Est-ce que je suis juste l’aboutissement du caprice d’un milliardaire ? Monsieur Musk avait expliqué qu’il adorait l’idée d’une voiture dérivant à l’infini et qui serait peut-être découverte pas une race d’extraterrestre des millions d’années plus tard. Et puis il a placé dans la Tesla plein de références à notre culture. Le détail que je préfère, c’est la plaque qui porte la mention « fabriqué sur Terre par des humains ». Si ma mission se résume à être porteur de tous ces messages à travers le vide intersidéral, je suis satisfait. Mais cela ne suffit pas à légitimer ma présence dans le ciel aux yeux de tous et j’en suis conscient.

    Finalement, j’arrive toujours à me raisonner. Mon rôle est clair. Pourquoi ne pas avoir envoyé une vraie charge utile : un satellite ou des instruments scientifiques - plutôt qu’une décapotable et son conducteur ? Eh bien, c’est parce que le Falcon Heavy avait cinquante pour cent de chances d’exploser au décollage. Personne n’aurait voulu voir son travail installé sur la fusée pour finalement être réduit en cendres avec le lanceur. Il fallait tout de même en inclure une pour que l’essai soit réaliste. Un bloc de béton aurait été ennuyeux et sans originalité. Voilà ! C’est là que nous intervenons la Tesla et moi.

    Justement, la Tesla, ma belle Tesla, elle suscite des réactions négatives. OUI, le patron a envoyé un véhicule produit par sa propre société. Est-ce que ça n’est pas juste un coup de pub ? Je ne crois pas. SpaceX n’a pas mentionné le nom de la voiture lors du lancement. Ils ont préféré se référer à moi. Et pour l’agence, c’est surtout la fusée qu’il fallait promouvoir.

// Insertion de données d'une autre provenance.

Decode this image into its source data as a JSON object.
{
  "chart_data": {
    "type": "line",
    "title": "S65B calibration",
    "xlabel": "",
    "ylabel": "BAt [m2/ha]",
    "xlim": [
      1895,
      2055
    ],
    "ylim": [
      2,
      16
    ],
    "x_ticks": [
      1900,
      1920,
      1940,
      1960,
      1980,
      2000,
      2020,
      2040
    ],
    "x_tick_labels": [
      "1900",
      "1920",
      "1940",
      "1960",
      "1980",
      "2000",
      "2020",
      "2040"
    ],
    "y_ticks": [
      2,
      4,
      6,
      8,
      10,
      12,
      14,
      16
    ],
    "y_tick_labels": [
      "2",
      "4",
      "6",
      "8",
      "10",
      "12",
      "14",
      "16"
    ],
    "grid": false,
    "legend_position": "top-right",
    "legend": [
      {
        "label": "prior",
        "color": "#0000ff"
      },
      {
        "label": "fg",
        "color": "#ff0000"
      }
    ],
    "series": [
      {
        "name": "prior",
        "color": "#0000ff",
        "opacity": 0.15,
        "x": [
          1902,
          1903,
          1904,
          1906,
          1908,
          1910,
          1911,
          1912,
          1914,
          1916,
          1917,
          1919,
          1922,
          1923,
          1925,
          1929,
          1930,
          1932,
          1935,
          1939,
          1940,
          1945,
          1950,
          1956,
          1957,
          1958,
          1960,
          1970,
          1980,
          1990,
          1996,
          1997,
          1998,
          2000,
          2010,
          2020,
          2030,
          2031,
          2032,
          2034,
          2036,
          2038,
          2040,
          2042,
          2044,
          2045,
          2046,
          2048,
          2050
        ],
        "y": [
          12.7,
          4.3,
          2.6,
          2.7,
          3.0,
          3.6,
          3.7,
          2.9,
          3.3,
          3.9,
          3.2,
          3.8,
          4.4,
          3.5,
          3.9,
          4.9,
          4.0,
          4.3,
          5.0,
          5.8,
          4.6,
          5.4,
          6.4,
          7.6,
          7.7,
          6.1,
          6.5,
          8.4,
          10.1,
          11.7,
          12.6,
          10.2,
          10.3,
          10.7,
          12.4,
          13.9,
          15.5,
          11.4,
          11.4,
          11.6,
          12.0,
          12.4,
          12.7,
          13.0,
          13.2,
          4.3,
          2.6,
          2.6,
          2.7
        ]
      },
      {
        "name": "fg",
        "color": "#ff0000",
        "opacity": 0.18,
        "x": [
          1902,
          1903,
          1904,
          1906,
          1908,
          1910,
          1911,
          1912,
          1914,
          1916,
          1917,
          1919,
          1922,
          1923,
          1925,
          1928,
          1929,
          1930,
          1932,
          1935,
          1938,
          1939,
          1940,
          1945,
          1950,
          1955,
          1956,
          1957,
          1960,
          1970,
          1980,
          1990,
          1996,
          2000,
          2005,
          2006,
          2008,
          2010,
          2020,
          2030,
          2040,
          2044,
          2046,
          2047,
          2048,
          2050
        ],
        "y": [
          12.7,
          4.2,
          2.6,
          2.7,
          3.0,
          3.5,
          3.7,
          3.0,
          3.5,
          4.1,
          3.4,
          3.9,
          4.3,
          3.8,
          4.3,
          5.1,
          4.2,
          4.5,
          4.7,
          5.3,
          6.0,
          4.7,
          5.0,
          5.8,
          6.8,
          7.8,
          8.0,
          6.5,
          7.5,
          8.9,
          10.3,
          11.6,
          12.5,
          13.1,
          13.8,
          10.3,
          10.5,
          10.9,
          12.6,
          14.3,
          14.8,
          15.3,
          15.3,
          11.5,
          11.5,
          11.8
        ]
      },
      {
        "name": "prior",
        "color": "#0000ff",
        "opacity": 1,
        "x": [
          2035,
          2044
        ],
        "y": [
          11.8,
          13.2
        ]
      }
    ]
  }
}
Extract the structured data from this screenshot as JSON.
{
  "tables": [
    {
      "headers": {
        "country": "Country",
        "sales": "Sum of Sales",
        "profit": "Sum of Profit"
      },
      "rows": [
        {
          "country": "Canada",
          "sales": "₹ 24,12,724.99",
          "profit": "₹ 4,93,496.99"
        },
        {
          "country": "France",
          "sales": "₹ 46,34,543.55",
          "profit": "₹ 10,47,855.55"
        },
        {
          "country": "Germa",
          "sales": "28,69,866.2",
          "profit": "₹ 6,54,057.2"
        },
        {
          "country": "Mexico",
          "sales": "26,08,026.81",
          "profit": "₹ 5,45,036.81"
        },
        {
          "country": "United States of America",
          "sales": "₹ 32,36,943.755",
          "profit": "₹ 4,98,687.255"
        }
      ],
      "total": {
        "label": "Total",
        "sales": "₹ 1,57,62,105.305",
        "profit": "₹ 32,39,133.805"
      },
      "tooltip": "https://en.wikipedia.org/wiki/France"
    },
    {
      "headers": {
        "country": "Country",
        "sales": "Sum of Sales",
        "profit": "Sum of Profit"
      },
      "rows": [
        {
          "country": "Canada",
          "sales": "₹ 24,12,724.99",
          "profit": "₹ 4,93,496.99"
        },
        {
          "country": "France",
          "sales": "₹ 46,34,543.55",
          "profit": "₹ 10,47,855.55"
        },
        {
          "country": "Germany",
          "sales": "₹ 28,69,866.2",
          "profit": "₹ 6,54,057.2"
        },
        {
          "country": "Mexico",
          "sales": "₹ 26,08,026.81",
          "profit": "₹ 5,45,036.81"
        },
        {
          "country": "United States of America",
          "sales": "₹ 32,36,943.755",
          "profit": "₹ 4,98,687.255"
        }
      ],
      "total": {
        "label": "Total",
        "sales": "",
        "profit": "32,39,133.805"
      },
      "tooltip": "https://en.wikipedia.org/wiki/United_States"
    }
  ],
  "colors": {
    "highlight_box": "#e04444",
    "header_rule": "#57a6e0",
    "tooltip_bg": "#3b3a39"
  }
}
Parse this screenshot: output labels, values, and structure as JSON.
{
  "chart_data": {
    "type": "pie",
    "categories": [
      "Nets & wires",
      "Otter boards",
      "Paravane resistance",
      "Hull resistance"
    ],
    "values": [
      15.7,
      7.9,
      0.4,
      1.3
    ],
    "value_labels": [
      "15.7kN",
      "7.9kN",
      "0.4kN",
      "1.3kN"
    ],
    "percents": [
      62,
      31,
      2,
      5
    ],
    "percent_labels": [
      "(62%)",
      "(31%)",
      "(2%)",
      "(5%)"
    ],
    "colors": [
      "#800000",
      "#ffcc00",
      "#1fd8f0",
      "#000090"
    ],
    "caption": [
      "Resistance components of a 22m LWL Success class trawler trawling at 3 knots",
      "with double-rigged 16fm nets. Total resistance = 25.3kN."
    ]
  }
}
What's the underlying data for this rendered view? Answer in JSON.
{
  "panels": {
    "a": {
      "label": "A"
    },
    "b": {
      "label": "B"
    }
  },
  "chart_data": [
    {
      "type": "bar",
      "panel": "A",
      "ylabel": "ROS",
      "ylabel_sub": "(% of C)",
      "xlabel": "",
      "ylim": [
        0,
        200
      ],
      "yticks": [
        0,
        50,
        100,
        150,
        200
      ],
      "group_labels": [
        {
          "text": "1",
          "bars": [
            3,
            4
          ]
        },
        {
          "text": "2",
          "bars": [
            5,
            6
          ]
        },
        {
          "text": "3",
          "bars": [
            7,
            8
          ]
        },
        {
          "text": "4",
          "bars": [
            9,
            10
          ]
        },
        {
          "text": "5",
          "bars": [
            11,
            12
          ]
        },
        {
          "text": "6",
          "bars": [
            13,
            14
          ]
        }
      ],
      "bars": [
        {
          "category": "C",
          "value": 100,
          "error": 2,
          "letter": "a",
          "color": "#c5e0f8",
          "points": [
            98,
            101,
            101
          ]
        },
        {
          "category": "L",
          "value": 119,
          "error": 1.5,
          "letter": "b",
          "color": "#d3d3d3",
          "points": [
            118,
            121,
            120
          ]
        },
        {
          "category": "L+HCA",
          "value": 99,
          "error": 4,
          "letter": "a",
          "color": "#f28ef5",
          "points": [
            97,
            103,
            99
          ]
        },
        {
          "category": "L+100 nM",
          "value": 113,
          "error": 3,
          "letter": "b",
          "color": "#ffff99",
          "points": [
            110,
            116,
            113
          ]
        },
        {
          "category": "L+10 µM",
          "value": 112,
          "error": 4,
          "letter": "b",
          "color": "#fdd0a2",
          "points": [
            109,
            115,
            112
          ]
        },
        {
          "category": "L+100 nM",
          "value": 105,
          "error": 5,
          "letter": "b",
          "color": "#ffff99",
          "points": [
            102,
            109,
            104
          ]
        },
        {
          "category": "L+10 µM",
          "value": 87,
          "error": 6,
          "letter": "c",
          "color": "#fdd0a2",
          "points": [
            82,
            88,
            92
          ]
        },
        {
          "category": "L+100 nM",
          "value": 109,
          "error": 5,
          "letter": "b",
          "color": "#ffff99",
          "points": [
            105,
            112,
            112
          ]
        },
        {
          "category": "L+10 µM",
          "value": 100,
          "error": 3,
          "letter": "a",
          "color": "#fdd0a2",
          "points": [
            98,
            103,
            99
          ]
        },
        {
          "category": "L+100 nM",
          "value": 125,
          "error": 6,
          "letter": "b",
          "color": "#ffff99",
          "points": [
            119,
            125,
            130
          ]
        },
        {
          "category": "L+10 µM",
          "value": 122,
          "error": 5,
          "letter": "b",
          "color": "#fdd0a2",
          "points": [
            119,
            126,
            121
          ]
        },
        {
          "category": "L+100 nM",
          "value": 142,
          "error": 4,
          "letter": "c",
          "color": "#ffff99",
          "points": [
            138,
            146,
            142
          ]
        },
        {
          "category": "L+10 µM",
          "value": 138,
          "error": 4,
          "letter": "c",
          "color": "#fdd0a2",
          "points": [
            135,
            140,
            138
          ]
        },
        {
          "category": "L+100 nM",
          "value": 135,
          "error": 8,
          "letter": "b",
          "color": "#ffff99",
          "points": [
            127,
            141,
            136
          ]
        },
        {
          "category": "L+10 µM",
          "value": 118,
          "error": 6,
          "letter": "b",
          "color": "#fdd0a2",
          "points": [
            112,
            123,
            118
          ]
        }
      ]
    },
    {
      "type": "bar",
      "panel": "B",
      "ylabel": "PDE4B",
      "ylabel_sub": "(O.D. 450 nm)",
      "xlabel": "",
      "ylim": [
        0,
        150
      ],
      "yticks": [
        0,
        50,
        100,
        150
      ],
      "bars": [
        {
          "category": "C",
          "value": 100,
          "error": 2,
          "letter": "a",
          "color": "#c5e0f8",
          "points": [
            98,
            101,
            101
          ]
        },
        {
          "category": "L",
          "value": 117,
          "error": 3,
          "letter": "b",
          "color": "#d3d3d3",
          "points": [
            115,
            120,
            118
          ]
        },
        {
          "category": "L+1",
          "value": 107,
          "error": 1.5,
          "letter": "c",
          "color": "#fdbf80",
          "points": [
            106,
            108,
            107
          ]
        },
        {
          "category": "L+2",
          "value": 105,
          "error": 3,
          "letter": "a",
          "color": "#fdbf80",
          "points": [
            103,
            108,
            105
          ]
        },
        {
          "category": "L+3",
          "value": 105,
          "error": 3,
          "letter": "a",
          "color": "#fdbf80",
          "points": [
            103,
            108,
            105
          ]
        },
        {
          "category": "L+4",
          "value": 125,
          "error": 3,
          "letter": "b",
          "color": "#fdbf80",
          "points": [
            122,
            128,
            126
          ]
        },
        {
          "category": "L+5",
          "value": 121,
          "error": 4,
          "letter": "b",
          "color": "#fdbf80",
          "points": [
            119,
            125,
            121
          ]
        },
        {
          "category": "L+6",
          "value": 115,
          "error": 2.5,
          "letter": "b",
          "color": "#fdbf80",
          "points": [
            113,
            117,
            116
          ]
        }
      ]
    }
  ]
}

Le but était de valider sa technologie pour séduire le client potentiel : l’armée américaine.

    Heureusement, il ne m’arrive pas trop souvent de m’interroger ainsi. La plupart du temps, je me trouve dans la lumière du Soleil et je m’émerveille en observant les astres. Contrairement au Starman de la chanson de Bowie, l’homme des étoiles qui attend dans le ciel, je n’attends rien. Je sais que je suis là pour rester et je n’ai qu’à profiter du spectacle. On pourrait bien essayer de me récupérer quand je m’approcherai à nouveau de la Terre, en 2091. Mais, existerai-je encore ? Sur Terre, certains s’inquiètent de la pollution que pourrait représenter le Roadster. Comme à chaque fois que je me questionne, je me force à me rappeler pourquoi je suis là, pourquoi le rôle que je tiens est légitime. Et en faisant cela, inévitablement, je pense au destin funeste que me prédit un chimiste d’Indiana : nous ne polluerons pas mais en partie parce que nous n'existerons plus. D’abord, l’espace est vide. Il n’y a pas de climat que nous risquerions de changer ou d’espèce que nous pourrions mettre en danger. Ensuite, on aurait pu entrer en collision avec Mars dans un premier temps – et y répandre toutes les bactéries terrestres qui voyagent avec nous - ou avec la Terre bien plus tard. Mais cela ne se produira certainement jamais. Car la voiture et moi ne devrions pas tenir plus d’un an. Les micrométéorites et les rayons cosmiques représentent une menace trop importante. Seuls quelques morceaux pourraient résister, comme le verre. 

    Alors, quand cela arrivera et que nous ne serons plus, que faudra-t-il retenir ? Nous aurons rempli notre mission, très bien. Monsieur Musk doit être content. Et les autres ? Les millions de personnes qui ont visionné en direct les images du début de l’aventure ? Ils doivent surement se dire que nous les avons conviés à un bien drôle de spectacle… où peut-être nous ont-ils déjà oubliés.